The DIY approach will typically see a provider install the necessary hardware and software, as well as conduct any training required, before handing over responsibility for the effective monitoring and analysis of data to your in-house team. This degree of control enables asset owners and operators to respond to issues quickly and efficiently, and carry out any necessary performance enhancements themselves.
Alternatively, it may prove more resource- and cost-effective for your predictive maintenance partner to continue to use their existing expertise to monitor, detect and pre-empt failures remotely and advise on the most suitable course of action. At least in the short-term. In the long run, and as your on-site team become more familiar with predictive maintenance technology and techniques, you could consider moving from this Do-It-For-Me approach, to a semi-DIY set-up before taking full control. Of course, for this to be an option, you’ll need to be working with a provider that can deliver this level of flexibility and a tailored approach.

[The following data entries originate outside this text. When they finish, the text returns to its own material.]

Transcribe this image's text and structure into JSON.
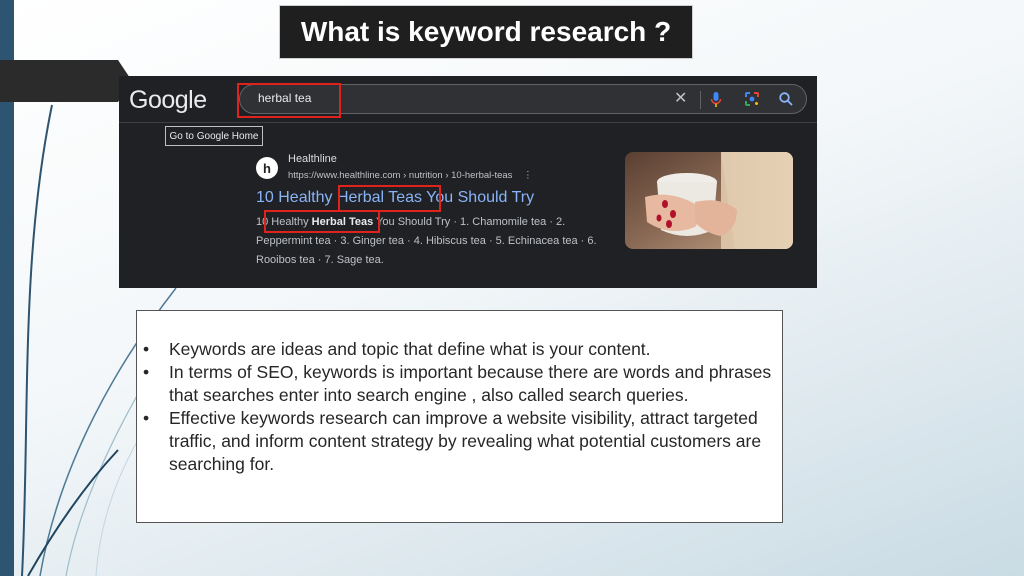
{
  "slide": {
    "title": "What is keyword research ?",
    "bullets": [
      "Keywords are ideas and topic that define what is your content.",
      "In terms of SEO, keywords is important because there are words and phrases that searches enter into search engine , also called search queries.",
      "Effective keywords research can improve a website visibility, attract targeted traffic, and inform content strategy by revealing what potential customers are searching for."
    ],
    "bullet_glyph": "•"
  },
  "screenshot": {
    "logo": "Google",
    "search": {
      "query": "herbal tea"
    },
    "tooltip": "Go to Google Home",
    "result": {
      "favicon_letter": "h",
      "site_name": "Healthline",
      "url": "https://www.healthline.com › nutrition › 10-herbal-teas",
      "more_icon": "⋮",
      "title": "10 Healthy Herbal Teas You Should Try",
      "snippet_prefix": "10 Healthy ",
      "snippet_bold": "Herbal Teas",
      "snippet_rest": " You Should Try · 1. Chamomile tea · 2. Peppermint tea · 3. Ginger tea · 4. Hibiscus tea · 5. Echinacea tea · 6. Rooibos tea · 7. Sage tea."
    },
    "icons": [
      "close-icon",
      "microphone-icon",
      "google-lens-icon",
      "search-icon"
    ],
    "highlight_color": "#e0221c"
  },
  "colors": {
    "accent_bar": "#2d5470",
    "title_bg": "#1f1f1f",
    "link_blue": "#8ab4f8"
  }
}
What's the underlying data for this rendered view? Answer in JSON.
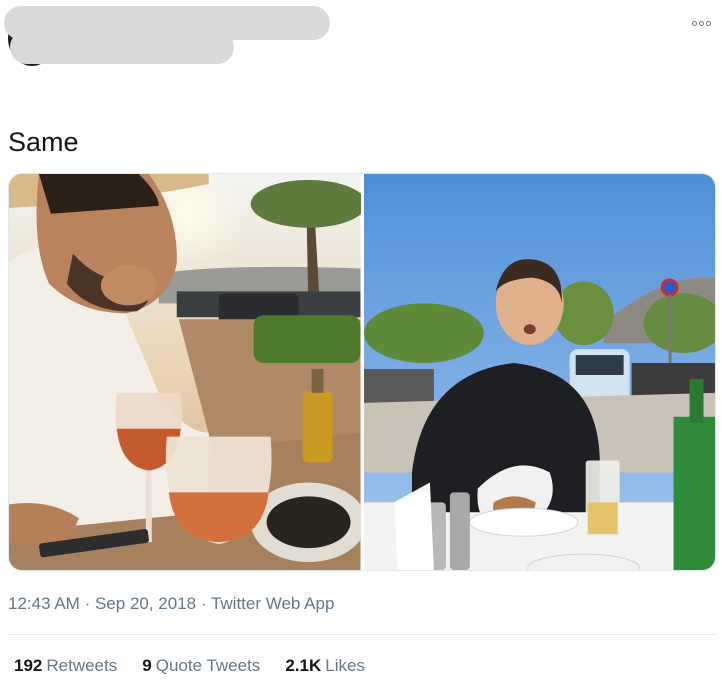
{
  "tweet": {
    "text": "Same",
    "timestamp": "12:43 AM",
    "separator": "·",
    "date": "Sep 20, 2018",
    "source": "Twitter Web App"
  },
  "stats": {
    "retweets_count": "192",
    "retweets_label": "Retweets",
    "quotes_count": "9",
    "quotes_label": "Quote Tweets",
    "likes_count": "2.1K",
    "likes_label": "Likes"
  },
  "icons": {
    "more": "more-options-icon"
  },
  "colors": {
    "text_primary": "#14171a",
    "text_secondary": "#657786",
    "redaction": "#d9d9d9"
  }
}
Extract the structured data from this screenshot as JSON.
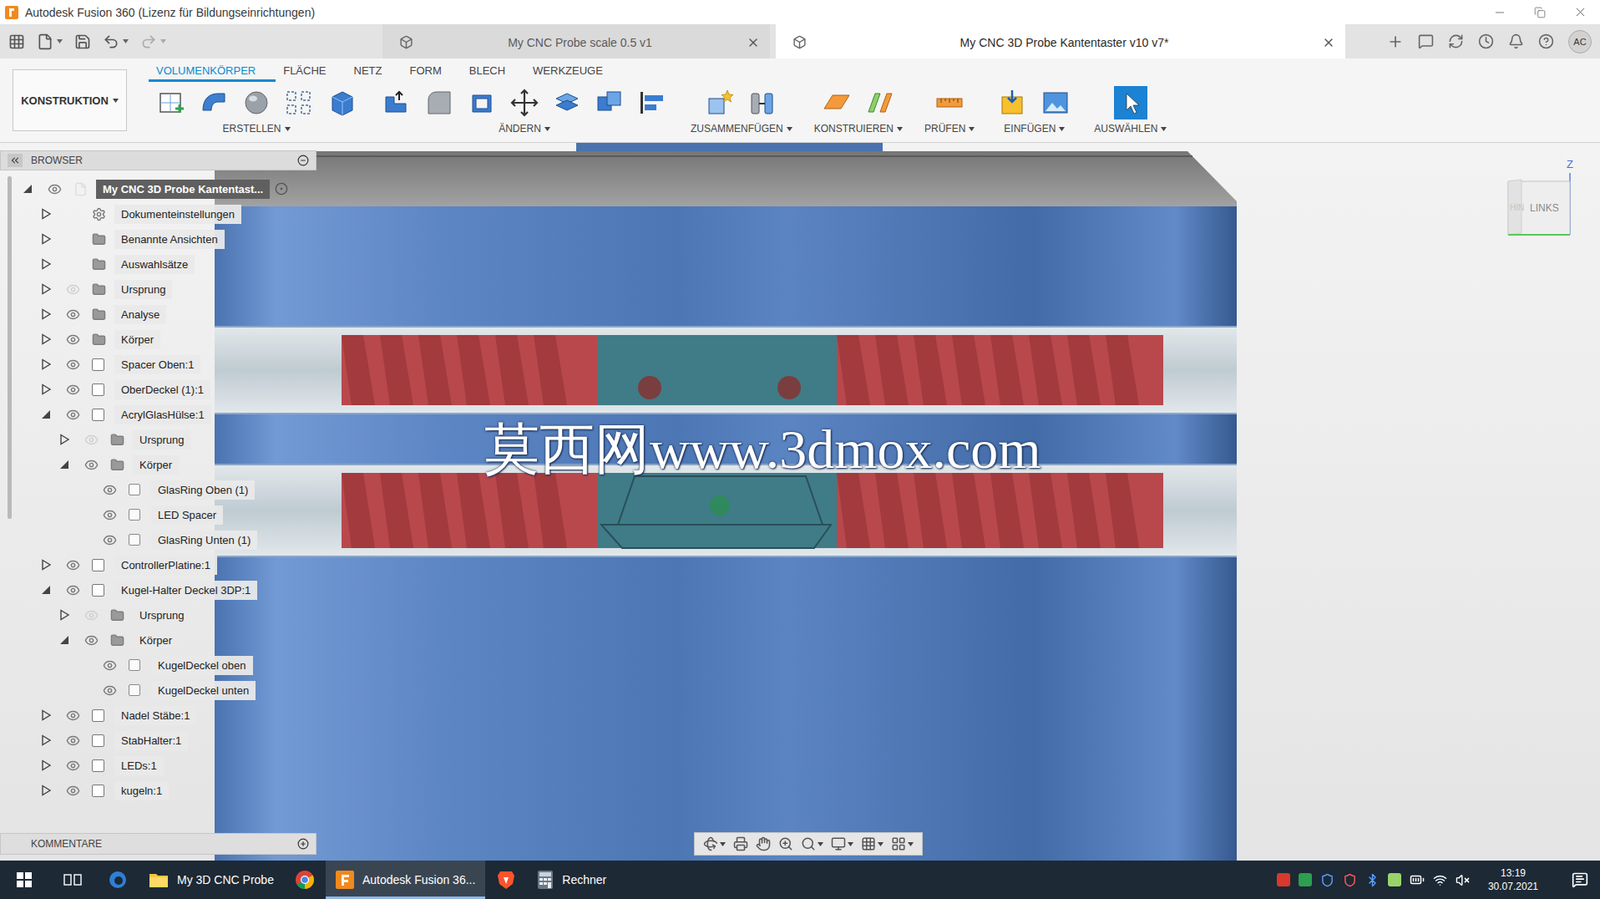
{
  "window": {
    "title": "Autodesk Fusion 360 (Lizenz für Bildungseinrichtungen)"
  },
  "doc_tabs": [
    {
      "label": "My CNC Probe scale 0.5 v1",
      "selected": false
    },
    {
      "label": "My CNC 3D Probe Kantentaster v10 v7*",
      "selected": true
    }
  ],
  "user": {
    "initials": "AC"
  },
  "workspace": {
    "label": "KONSTRUKTION"
  },
  "ribbon_tabs": [
    {
      "label": "VOLUMENKÖRPER",
      "selected": true
    },
    {
      "label": "FLÄCHE",
      "selected": false
    },
    {
      "label": "NETZ",
      "selected": false
    },
    {
      "label": "FORM",
      "selected": false
    },
    {
      "label": "BLECH",
      "selected": false
    },
    {
      "label": "WERKZEUGE",
      "selected": false
    }
  ],
  "tool_groups": [
    {
      "label": "ERSTELLEN",
      "active": false,
      "tools": [
        {
          "kind": "sketch"
        },
        {
          "kind": "extrude"
        },
        {
          "kind": "revolve"
        },
        {
          "kind": "pattern"
        },
        {
          "kind": "box"
        }
      ]
    },
    {
      "label": "ÄNDERN",
      "active": false,
      "tools": [
        {
          "kind": "press-pull"
        },
        {
          "kind": "fillet"
        },
        {
          "kind": "shell"
        },
        {
          "kind": "move"
        },
        {
          "kind": "combine"
        },
        {
          "kind": "replace"
        },
        {
          "kind": "align"
        }
      ]
    },
    {
      "label": "ZUSAMMENFÜGEN",
      "active": false,
      "tools": [
        {
          "kind": "new-component"
        },
        {
          "kind": "joint"
        }
      ]
    },
    {
      "label": "KONSTRUIEREN",
      "active": false,
      "tools": [
        {
          "kind": "plane"
        },
        {
          "kind": "axis"
        }
      ]
    },
    {
      "label": "PRÜFEN",
      "active": false,
      "tools": [
        {
          "kind": "measure"
        }
      ]
    },
    {
      "label": "EINFÜGEN",
      "active": false,
      "tools": [
        {
          "kind": "insert-svg"
        },
        {
          "kind": "decal"
        }
      ]
    },
    {
      "label": "AUSWÄHLEN",
      "active": true,
      "tools": [
        {
          "kind": "select"
        }
      ]
    }
  ],
  "browser": {
    "title": "BROWSER",
    "items": [
      {
        "label": "My CNC 3D Probe Kantentast...",
        "level": 0,
        "expandable": true,
        "expanded": true,
        "visibility": "shown",
        "kind": "root"
      },
      {
        "label": "Dokumenteinstellungen",
        "level": 1,
        "expandable": true,
        "expanded": false,
        "visibility": "none",
        "kind": "settings"
      },
      {
        "label": "Benannte Ansichten",
        "level": 1,
        "expandable": true,
        "expanded": false,
        "visibility": "none",
        "kind": "folder"
      },
      {
        "label": "Auswahlsätze",
        "level": 1,
        "expandable": true,
        "expanded": false,
        "visibility": "none",
        "kind": "folder"
      },
      {
        "label": "Ursprung",
        "level": 1,
        "expandable": true,
        "expanded": false,
        "visibility": "hidden",
        "kind": "folder"
      },
      {
        "label": "Analyse",
        "level": 1,
        "expandable": true,
        "expanded": false,
        "visibility": "shown",
        "kind": "folder"
      },
      {
        "label": "Körper",
        "level": 1,
        "expandable": true,
        "expanded": false,
        "visibility": "shown",
        "kind": "folder"
      },
      {
        "label": "Spacer Oben:1",
        "level": 1,
        "expandable": true,
        "expanded": false,
        "visibility": "shown",
        "kind": "component"
      },
      {
        "label": "OberDeckel (1):1",
        "level": 1,
        "expandable": true,
        "expanded": false,
        "visibility": "shown",
        "kind": "component"
      },
      {
        "label": "AcrylGlasHülse:1",
        "level": 1,
        "expandable": true,
        "expanded": true,
        "visibility": "shown",
        "kind": "component"
      },
      {
        "label": "Ursprung",
        "level": 2,
        "expandable": true,
        "expanded": false,
        "visibility": "hidden",
        "kind": "folder"
      },
      {
        "label": "Körper",
        "level": 2,
        "expandable": true,
        "expanded": true,
        "visibility": "shown",
        "kind": "folder"
      },
      {
        "label": "GlasRing Oben (1)",
        "level": 3,
        "expandable": false,
        "expanded": false,
        "visibility": "shown",
        "kind": "body"
      },
      {
        "label": "LED Spacer",
        "level": 3,
        "expandable": false,
        "expanded": false,
        "visibility": "shown",
        "kind": "body"
      },
      {
        "label": "GlasRing Unten (1)",
        "level": 3,
        "expandable": false,
        "expanded": false,
        "visibility": "shown",
        "kind": "body"
      },
      {
        "label": "ControllerPlatine:1",
        "level": 1,
        "expandable": true,
        "expanded": false,
        "visibility": "shown",
        "kind": "component"
      },
      {
        "label": "Kugel-Halter Deckel 3DP:1",
        "level": 1,
        "expandable": true,
        "expanded": true,
        "visibility": "shown",
        "kind": "component"
      },
      {
        "label": "Ursprung",
        "level": 2,
        "expandable": true,
        "expanded": false,
        "visibility": "hidden",
        "kind": "folder"
      },
      {
        "label": "Körper",
        "level": 2,
        "expandable": true,
        "expanded": true,
        "visibility": "shown",
        "kind": "folder"
      },
      {
        "label": "KugelDeckel oben",
        "level": 3,
        "expandable": false,
        "expanded": false,
        "visibility": "shown",
        "kind": "body"
      },
      {
        "label": "KugelDeckel unten",
        "level": 3,
        "expandable": false,
        "expanded": false,
        "visibility": "shown",
        "kind": "body"
      },
      {
        "label": "Nadel Stäbe:1",
        "level": 1,
        "expandable": true,
        "expanded": false,
        "visibility": "shown",
        "kind": "component"
      },
      {
        "label": "StabHalter:1",
        "level": 1,
        "expandable": true,
        "expanded": false,
        "visibility": "shown",
        "kind": "component"
      },
      {
        "label": "LEDs:1",
        "level": 1,
        "expandable": true,
        "expanded": false,
        "visibility": "shown",
        "kind": "component"
      },
      {
        "label": "kugeln:1",
        "level": 1,
        "expandable": true,
        "expanded": false,
        "visibility": "shown",
        "kind": "component"
      }
    ]
  },
  "comments": {
    "label": "KOMMENTARE"
  },
  "viewcube": {
    "face": "LINKS",
    "side": "HIN",
    "axis": "Z"
  },
  "watermark": "莫西网www.3dmox.com",
  "taskbar": {
    "items": [
      {
        "label": "",
        "kind": "edge",
        "active": false
      },
      {
        "label": "My 3D CNC Probe",
        "kind": "folder",
        "active": false
      },
      {
        "label": "",
        "kind": "chrome",
        "active": false
      },
      {
        "label": "Autodesk Fusion 36...",
        "kind": "fusion",
        "active": true
      },
      {
        "label": "",
        "kind": "brave",
        "active": false
      },
      {
        "label": "Rechner",
        "kind": "calculator",
        "active": false
      }
    ],
    "clock": {
      "time": "13:19",
      "date": "30.07.2021"
    }
  }
}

Answering these three questions will allow you to better understand the degree of support you need when making the shift to a predictive maintenance strategy – whether that includes condition monitoring technology, data collection and predictive analytics, consultancy to identify the root cause of developing faults, or all of the above.
There is no one-size-fits-all solution when it comes to safeguarding turbine performance, and knowing your own capabilities and requirements can help you make the right decision for your team, technology and budget. Equally, pinpointing what it is you’re looking for in a predictive maintenance solution will allow you to adopt the elements of a solution as and when you need them, and partner with a single provider to increase efficiencies and reduce OPEX costs. Finally, focusing on your desired results and outcomes will help you to avoid any distractions or unnecessary expenditure when it comes to your predictive maintenance journey.